Politics still remains an issue with charter school regulation as seen with Mayor De Blasio’s initial attempt to close down Success Academy charter schools, one of the highest performing networks in New York City, when he was first elected. In the political drama that ignited between Success Academy’s founder Eva Moscowitz and Bill De Blasio, the mayor is quoted saying it is “time for Eva Moskowitz to stop having the run of the place… she has to stop being tolerated, enabled, supported,” to the United Federation of Teachers. These words highlight the unfortunate fact that school quality is not at the forefront of this debate. Politics aside, not all charters should proliferate without limits. The CREDO study is still valid in pointing out that there are plenty of poor performing charter schools out there, even in New York City, that must be scrutinized, evaluated, and subject to closure. In Boston, for example, suburban charter schools tend to underperform compared to their district neighbors. The ideal response from policy-makers is to identify why certain charters are successful in urban areas, distribute and encourage best practices, and critically analyze why suburban charters are not effective in the same way. As mayor De Blasio has also rightly said, “The answer is not to find an escape route that some can follow and others can’t. The answer is to fix the entire system.”
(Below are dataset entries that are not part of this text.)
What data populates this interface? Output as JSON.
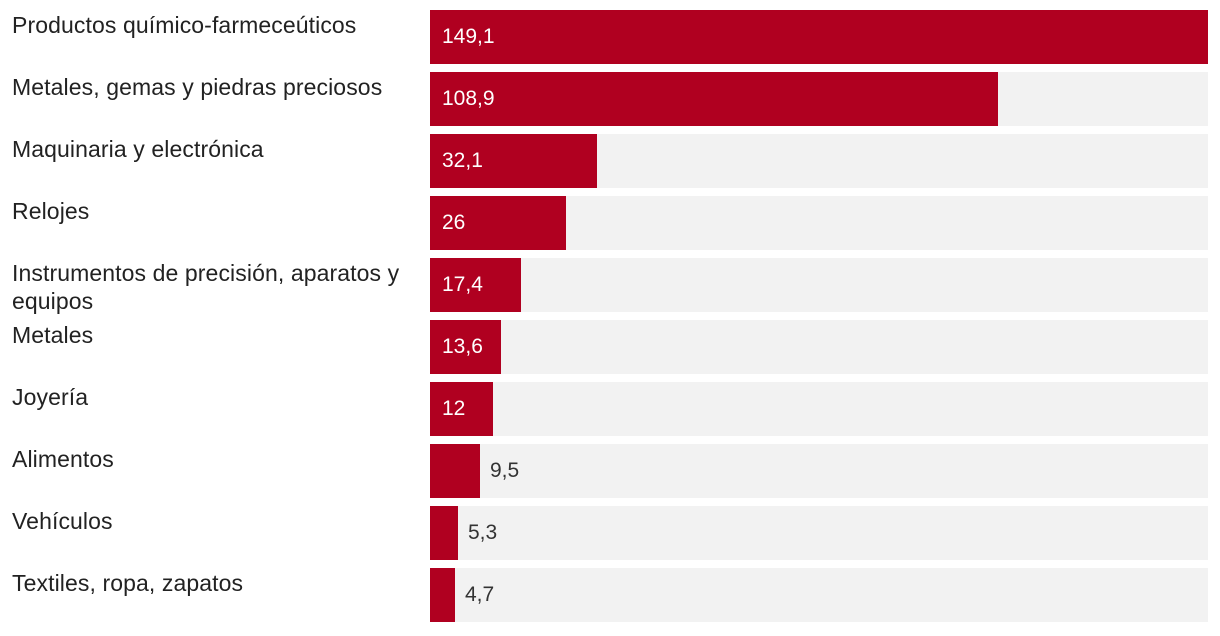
{
  "colors": {
    "bar": "#b00020",
    "track": "#f2f2f2",
    "label_inside": "#ffffff",
    "label_outside": "#333333",
    "category_text": "#222222"
  },
  "chart_data": {
    "type": "bar",
    "orientation": "horizontal",
    "title": "",
    "xlabel": "",
    "ylabel": "",
    "xlim": [
      0,
      149.1
    ],
    "grid": false,
    "legend": "none",
    "categories": [
      "Productos químico-farmeceúticos",
      "Metales, gemas y piedras preciosos",
      "Maquinaria y electrónica",
      "Relojes",
      "Instrumentos de precisión, aparatos y equipos",
      "Metales",
      "Joyería",
      "Alimentos",
      "Vehículos",
      "Textiles, ropa, zapatos"
    ],
    "values": [
      149.1,
      108.9,
      32.1,
      26,
      17.4,
      13.6,
      12,
      9.5,
      5.3,
      4.7
    ],
    "value_labels": [
      "149,1",
      "108,9",
      "32,1",
      "26",
      "17,4",
      "13,6",
      "12",
      "9,5",
      "5,3",
      "4,7"
    ]
  }
}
Moving forward, policy-makers must look at regional and school-level data to make decisions concerning charter school caps, regulations, and expansion. Similar devices should be used to evaluate district schools so that both types of schools are evaluated similarly in an attempt to serve every child in the system. What works in rural Nevada may not work in urban New Orleans, and what works in Harlem may not work in Brooklyn. Rather than promote sweeping reforms triggered by political beliefs, local policy-makers should critically consider the abundance of evidence available to them from CREDO and other sources. A nuanced, empirically based approach to this issue, disentangled from political contention, will only work to improve the lives of all students in the public school system.
Lucy Boyd is a Master in Public Policy student at the Harvard Kennedy School. She was formerly a seventh grade teacher at a charter school in Newark, N.J., which spurred her interest in education policy and reform.